E dizia que era com muito gosto que seria padrinho. Mas antes, mal pergunto, gostava muito de saber quem era o sujeito com quem ia a moça se casar. Se conhecia, se era trabalhador, cumpridor… Sendo algum que não merecesse sua inteira aprovação, ele dizia: Esse rapaz precisa de uns tantos aconselhamentos. Vou falar com ele. E ia dar uma prensa no noivo espantado. Cuide bem daquela moça, caso contrário vai se ver comigo! Só depois disso dava o seu acordo ao casório…
Quando chegava o dia, ele vestia seu terno branco, mandava engraxar as botas, chapéu panamá quebrado de banda. Alugava um carro de praça, e ia buscar sua irmã caçula que seria a madrinha. Não levava a mulher, salvo vez ou outra. Achava que a irmã mais nova compunha com ele um par bem mais elegante.
Entrava na igreja sobranceiro, governando a noivinha assustada. E caminhava solene, o tacão da bota ressoando no chão de tábua corrida, até entregar a noiva ao felizardo. Não sem antes relembrar, com sua voz poderosa, o noivo nervoso de que a moça era protegida dele para qualquer assunto. Ele que cuidasse muito bem dela! Tentava falar de maneira discreta, mas todos ouviam, e sorriam disfarçados. O noivo gaguejava, amarelo. O padre aguardava com paciência. E só então a cerimônia prosseguia…

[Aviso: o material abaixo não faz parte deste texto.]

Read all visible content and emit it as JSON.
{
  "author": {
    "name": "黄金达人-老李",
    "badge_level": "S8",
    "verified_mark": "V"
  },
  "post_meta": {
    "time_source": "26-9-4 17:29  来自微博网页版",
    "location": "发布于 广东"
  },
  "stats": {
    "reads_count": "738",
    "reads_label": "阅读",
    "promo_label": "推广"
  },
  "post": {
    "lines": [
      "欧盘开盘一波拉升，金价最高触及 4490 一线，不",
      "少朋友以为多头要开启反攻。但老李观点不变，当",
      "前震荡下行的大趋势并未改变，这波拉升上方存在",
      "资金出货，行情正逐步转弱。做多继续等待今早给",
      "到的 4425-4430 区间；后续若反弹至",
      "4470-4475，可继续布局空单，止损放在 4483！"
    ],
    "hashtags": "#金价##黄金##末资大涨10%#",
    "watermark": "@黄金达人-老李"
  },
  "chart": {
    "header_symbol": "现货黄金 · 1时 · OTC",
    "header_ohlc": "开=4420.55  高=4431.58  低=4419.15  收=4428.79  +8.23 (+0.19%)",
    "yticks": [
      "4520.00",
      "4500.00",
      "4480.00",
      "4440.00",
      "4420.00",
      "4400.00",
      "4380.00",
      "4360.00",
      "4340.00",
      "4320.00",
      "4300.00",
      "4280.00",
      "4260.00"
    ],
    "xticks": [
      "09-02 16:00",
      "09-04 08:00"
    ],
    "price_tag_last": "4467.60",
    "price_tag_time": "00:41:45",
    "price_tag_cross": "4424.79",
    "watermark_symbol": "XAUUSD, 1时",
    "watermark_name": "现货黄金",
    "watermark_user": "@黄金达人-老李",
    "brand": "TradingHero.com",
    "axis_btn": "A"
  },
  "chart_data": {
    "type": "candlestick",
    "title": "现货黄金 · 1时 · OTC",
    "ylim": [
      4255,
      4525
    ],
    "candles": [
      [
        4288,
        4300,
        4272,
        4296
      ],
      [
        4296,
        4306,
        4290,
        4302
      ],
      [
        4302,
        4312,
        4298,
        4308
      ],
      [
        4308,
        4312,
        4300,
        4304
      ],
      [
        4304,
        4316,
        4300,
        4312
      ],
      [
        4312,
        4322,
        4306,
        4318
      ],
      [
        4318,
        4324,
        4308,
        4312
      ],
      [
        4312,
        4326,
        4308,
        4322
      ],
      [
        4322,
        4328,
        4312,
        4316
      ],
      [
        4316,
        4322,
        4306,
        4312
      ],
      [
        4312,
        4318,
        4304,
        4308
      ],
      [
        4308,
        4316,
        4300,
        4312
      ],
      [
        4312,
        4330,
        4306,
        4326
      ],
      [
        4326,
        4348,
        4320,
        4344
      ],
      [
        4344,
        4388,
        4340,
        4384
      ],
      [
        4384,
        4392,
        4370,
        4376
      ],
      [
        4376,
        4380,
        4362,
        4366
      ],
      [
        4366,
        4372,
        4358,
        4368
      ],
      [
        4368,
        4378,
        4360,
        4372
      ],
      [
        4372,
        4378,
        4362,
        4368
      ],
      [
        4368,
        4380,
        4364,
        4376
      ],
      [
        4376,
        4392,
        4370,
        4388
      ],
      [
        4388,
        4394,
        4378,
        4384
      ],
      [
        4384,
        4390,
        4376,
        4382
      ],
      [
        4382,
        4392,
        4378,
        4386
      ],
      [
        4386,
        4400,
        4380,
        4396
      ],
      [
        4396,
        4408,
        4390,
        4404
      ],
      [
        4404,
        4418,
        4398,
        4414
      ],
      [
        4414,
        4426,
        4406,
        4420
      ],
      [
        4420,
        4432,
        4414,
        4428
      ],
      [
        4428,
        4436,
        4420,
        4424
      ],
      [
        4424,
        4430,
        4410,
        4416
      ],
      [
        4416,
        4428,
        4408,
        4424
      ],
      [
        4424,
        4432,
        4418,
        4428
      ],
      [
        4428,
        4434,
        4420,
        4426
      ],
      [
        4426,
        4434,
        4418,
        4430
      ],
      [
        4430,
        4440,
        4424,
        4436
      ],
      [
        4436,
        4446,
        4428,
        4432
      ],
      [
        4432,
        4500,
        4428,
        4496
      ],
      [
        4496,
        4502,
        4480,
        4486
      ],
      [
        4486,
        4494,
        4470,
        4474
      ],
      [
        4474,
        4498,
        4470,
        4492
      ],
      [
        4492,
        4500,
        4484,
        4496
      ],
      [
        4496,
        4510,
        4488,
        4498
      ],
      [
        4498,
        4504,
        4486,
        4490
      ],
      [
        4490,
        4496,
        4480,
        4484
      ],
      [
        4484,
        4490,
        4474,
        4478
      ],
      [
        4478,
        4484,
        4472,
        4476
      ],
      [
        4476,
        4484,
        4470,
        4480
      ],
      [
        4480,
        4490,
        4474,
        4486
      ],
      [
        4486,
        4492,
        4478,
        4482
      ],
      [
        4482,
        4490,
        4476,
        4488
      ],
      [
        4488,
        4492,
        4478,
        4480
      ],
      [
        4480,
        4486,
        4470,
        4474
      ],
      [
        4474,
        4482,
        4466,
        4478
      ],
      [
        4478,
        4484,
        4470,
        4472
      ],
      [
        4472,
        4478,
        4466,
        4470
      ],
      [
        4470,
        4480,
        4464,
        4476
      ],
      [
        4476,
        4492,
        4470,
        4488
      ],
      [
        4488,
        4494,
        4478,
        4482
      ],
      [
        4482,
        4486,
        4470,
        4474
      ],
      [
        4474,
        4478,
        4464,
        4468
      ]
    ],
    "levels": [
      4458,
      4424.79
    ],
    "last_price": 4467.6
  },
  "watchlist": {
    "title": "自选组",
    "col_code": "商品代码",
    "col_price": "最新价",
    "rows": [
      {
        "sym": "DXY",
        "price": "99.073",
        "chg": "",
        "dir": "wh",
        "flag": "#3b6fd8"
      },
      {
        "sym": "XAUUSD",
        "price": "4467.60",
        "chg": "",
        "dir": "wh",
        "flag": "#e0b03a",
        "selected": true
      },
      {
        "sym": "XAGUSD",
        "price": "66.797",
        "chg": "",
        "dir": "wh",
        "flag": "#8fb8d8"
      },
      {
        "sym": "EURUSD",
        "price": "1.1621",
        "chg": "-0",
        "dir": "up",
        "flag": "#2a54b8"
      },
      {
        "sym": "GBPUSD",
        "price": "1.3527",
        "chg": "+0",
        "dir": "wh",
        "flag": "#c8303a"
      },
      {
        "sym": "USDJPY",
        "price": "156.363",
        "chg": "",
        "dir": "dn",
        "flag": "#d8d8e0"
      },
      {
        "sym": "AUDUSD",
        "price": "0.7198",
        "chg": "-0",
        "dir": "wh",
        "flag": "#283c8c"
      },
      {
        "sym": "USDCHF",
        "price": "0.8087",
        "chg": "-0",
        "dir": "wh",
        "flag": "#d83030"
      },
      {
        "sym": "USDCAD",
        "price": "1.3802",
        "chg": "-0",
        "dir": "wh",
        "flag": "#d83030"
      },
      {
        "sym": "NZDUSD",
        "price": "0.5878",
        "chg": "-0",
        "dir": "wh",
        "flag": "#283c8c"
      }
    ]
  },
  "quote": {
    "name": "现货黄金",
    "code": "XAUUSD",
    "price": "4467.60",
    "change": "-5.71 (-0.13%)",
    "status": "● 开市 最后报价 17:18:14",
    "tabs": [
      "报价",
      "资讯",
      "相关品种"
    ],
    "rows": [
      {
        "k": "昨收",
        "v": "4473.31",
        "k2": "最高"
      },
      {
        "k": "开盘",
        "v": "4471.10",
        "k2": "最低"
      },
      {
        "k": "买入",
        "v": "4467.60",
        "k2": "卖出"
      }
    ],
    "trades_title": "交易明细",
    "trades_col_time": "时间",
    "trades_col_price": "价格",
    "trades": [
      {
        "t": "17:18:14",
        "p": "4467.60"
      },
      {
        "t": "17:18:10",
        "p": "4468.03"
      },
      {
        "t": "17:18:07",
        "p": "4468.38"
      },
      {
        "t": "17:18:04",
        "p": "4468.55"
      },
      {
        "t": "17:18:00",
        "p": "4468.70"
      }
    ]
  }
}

Não ia jamais à festança. À porta da igreja despedia-se dos noivos; antes enfiava a mão no bolso e de lá tirava um maço gordo de notas, que entregava à noivinha sem olhar o valor. À vista de todos, exibia-se… Era o seu presente, para começar a vida nova nada melhor que dinheiro…, dizia. Os dois, agradecidos, beijavam efusivamente as mãos do generoso padrinho. E viam-no dirigir-se ao carro alugado, e partir…

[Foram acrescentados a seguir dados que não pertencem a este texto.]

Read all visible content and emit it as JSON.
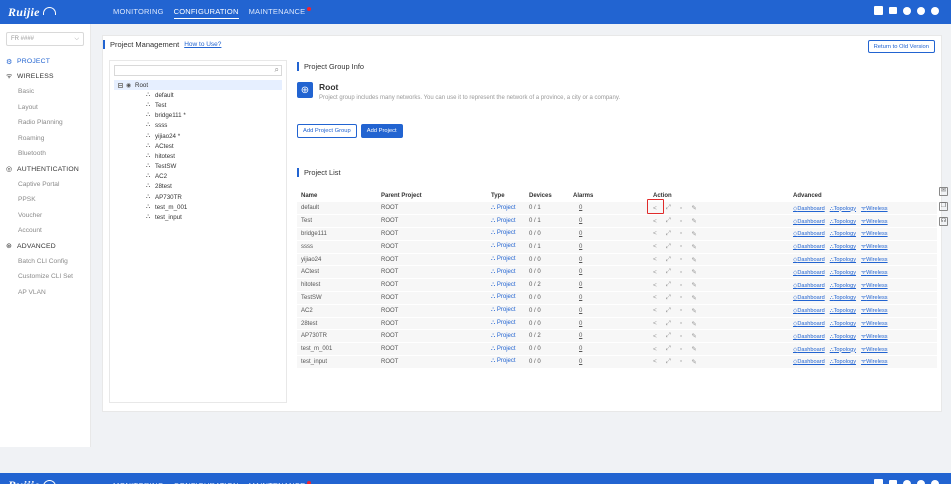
{
  "topbar": {
    "brand": "Ruijie",
    "nav": [
      {
        "label": "MONITORING",
        "active": false
      },
      {
        "label": "CONFIGURATION",
        "active": true
      },
      {
        "label": "MAINTENANCE",
        "active": false
      }
    ]
  },
  "sidebar": {
    "tenant": "FR ####",
    "sections": [
      {
        "label": "PROJECT",
        "icon": "project-icon",
        "items": []
      },
      {
        "label": "WIRELESS",
        "icon": "wifi-icon",
        "items": [
          "Basic",
          "Layout",
          "Radio Planning",
          "Roaming",
          "Bluetooth"
        ]
      },
      {
        "label": "AUTHENTICATION",
        "icon": "auth-icon",
        "items": [
          "Captive Portal",
          "PPSK",
          "Voucher",
          "Account"
        ]
      },
      {
        "label": "ADVANCED",
        "icon": "advanced-icon",
        "items": [
          "Batch CLI Config",
          "Customize CLI Set",
          "AP VLAN"
        ]
      }
    ]
  },
  "header": {
    "title": "Project Management",
    "help_link": "How to Use?",
    "return_button": "Return to Old Version"
  },
  "tree": {
    "search_placeholder": "",
    "root": "Root",
    "children": [
      "default",
      "Test",
      "bridge111 *",
      "ssss",
      "yijiao24 *",
      "ACtest",
      "hitotest",
      "TestSW",
      "AC2",
      "28test",
      "AP730TR",
      "test_m_001",
      "test_input"
    ]
  },
  "group_info": {
    "section_title": "Project Group Info",
    "name": "Root",
    "description": "Project group includes many networks. You can use it to represent the network of a province, a city or a company.",
    "add_group_button": "Add Project Group",
    "add_project_button": "Add Project"
  },
  "project_list": {
    "section_title": "Project List",
    "columns": [
      "Name",
      "Parent Project",
      "Type",
      "Devices",
      "Alarms",
      "Action",
      "Advanced"
    ],
    "type_label": "Project",
    "advanced_links": [
      "Dashboard",
      "Topology",
      "Wireless"
    ],
    "rows": [
      {
        "name": "default",
        "parent": "ROOT",
        "devices": "0 / 1",
        "alarms": "0"
      },
      {
        "name": "Test",
        "parent": "ROOT",
        "devices": "0 / 1",
        "alarms": "0"
      },
      {
        "name": "bridge111",
        "parent": "ROOT",
        "devices": "0 / 0",
        "alarms": "0"
      },
      {
        "name": "ssss",
        "parent": "ROOT",
        "devices": "0 / 1",
        "alarms": "0"
      },
      {
        "name": "yijiao24",
        "parent": "ROOT",
        "devices": "0 / 0",
        "alarms": "0"
      },
      {
        "name": "ACtest",
        "parent": "ROOT",
        "devices": "0 / 0",
        "alarms": "0"
      },
      {
        "name": "hitotest",
        "parent": "ROOT",
        "devices": "0 / 2",
        "alarms": "0"
      },
      {
        "name": "TestSW",
        "parent": "ROOT",
        "devices": "0 / 0",
        "alarms": "0"
      },
      {
        "name": "AC2",
        "parent": "ROOT",
        "devices": "0 / 0",
        "alarms": "0"
      },
      {
        "name": "28test",
        "parent": "ROOT",
        "devices": "0 / 0",
        "alarms": "0"
      },
      {
        "name": "AP730TR",
        "parent": "ROOT",
        "devices": "0 / 2",
        "alarms": "0"
      },
      {
        "name": "test_m_001",
        "parent": "ROOT",
        "devices": "0 / 0",
        "alarms": "0"
      },
      {
        "name": "test_input",
        "parent": "ROOT",
        "devices": "0 / 0",
        "alarms": "0"
      }
    ]
  },
  "colors": {
    "primary": "#2264d1",
    "highlight": "#e02b2b",
    "green": "#389e0d"
  }
}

Da janela do banco traseiro do forde, ele acenava com o chapéu branco a jeito de imitar o gesto característico do Getúlio, seu ídolo, quando se dirigia ao povo.
Não passava um mês e lá estava ele de novo; outro casamento, mais afilhados…

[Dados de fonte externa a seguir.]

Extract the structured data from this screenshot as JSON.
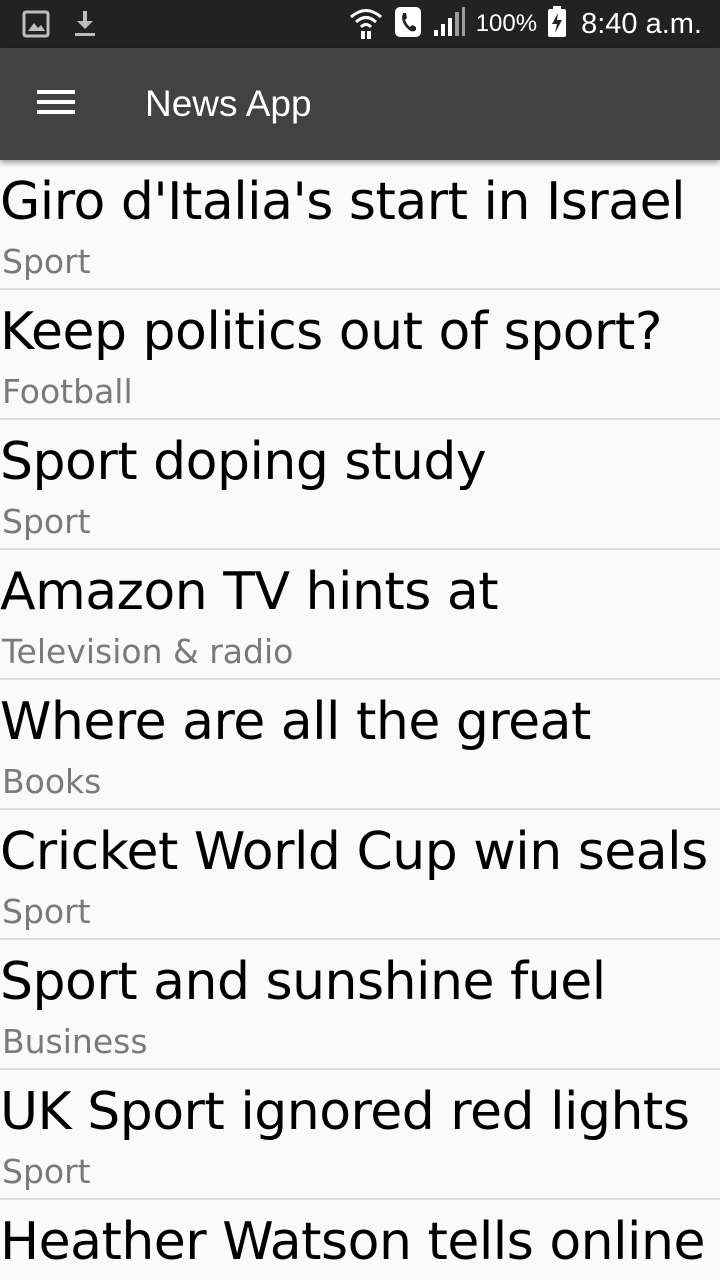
{
  "status_bar": {
    "battery_percent": "100%",
    "time": "8:40 a.m.",
    "icons": [
      "gallery-icon",
      "download-icon",
      "wifi-icon",
      "call-icon",
      "signal-icon",
      "battery-charging-icon"
    ]
  },
  "toolbar": {
    "title": "News App",
    "menu_icon": "menu-icon",
    "background": "#424242"
  },
  "news": [
    {
      "title": "Giro d'Italia's start in Israel",
      "section": "Sport"
    },
    {
      "title": "Keep politics out of sport?",
      "section": "Football"
    },
    {
      "title": "Sport doping study",
      "section": "Sport"
    },
    {
      "title": "Amazon TV hints at",
      "section": "Television & radio"
    },
    {
      "title": "Where are all the great",
      "section": "Books"
    },
    {
      "title": "Cricket World Cup win seals",
      "section": "Sport"
    },
    {
      "title": "Sport and sunshine fuel",
      "section": "Business"
    },
    {
      "title": "UK Sport ignored red lights",
      "section": "Sport"
    },
    {
      "title": "Heather Watson tells online",
      "section": ""
    }
  ]
}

Agora eu olhava para ele ali na praça vazia. Meu filho ainda pequeno, ao meu lado, olhava impressionado para aquele velho impávido, de ar taciturno.
-Quer o quê? – ele me notara, um tanto aborrecido pela minha intrusa presença na sua praça.
-Sou eu, tio – mas ele não me reconhecia.
-Eu quem? Vou lá saber quem é o senhor, moço? – velho é sem paciência com homem, velho é paciencioso com moça e criança.
-Eu, o filho do Vicente. – ele hesitou um pouco, revirou sua memória falha e brumosa. E, súbito, deu ar de entendimento.
-Ah, aquele seu pai, valia nada – eles nunca se deram bem.
-Ele dizia a mesma coisa do senhor – retruquei com calma desafiadora
-E ele, como anda? – a pergunta automática, ignorando a provocação, não queria saber nada. Senti certa pena, fosse antes ele explodia em imprópérios.
-Morreu, tá fazendo dois anos – informei, e fiquei observando sua reação.
-A velharada está acabando – assoprou com força a fumaça cinzenta do cigarro de palha, e mirou para longe, fixando o olhar mortiço num ponto indistinto…
-É, ninguém fica pra semente – a frase feita me veio sem que eu quisesse, inconveniente…
-E esse aí, quem é? – tangia o assunto a seu modo, olhando de relance para o meu filho.
-Meu filho. Queria conhecer o senhor – esclareci.
-Pois conheceu, pronto! Mas ele está muito magro. Vê se cuida bem dele. Agora me dê licença, que estou esperando o Felipe – E virou-se para o lado, concentrando-se no jornal. Dali para frente, para ele, eu inexistia…
No mês seguinte, novembro chuvoso, fui ao seu enterro.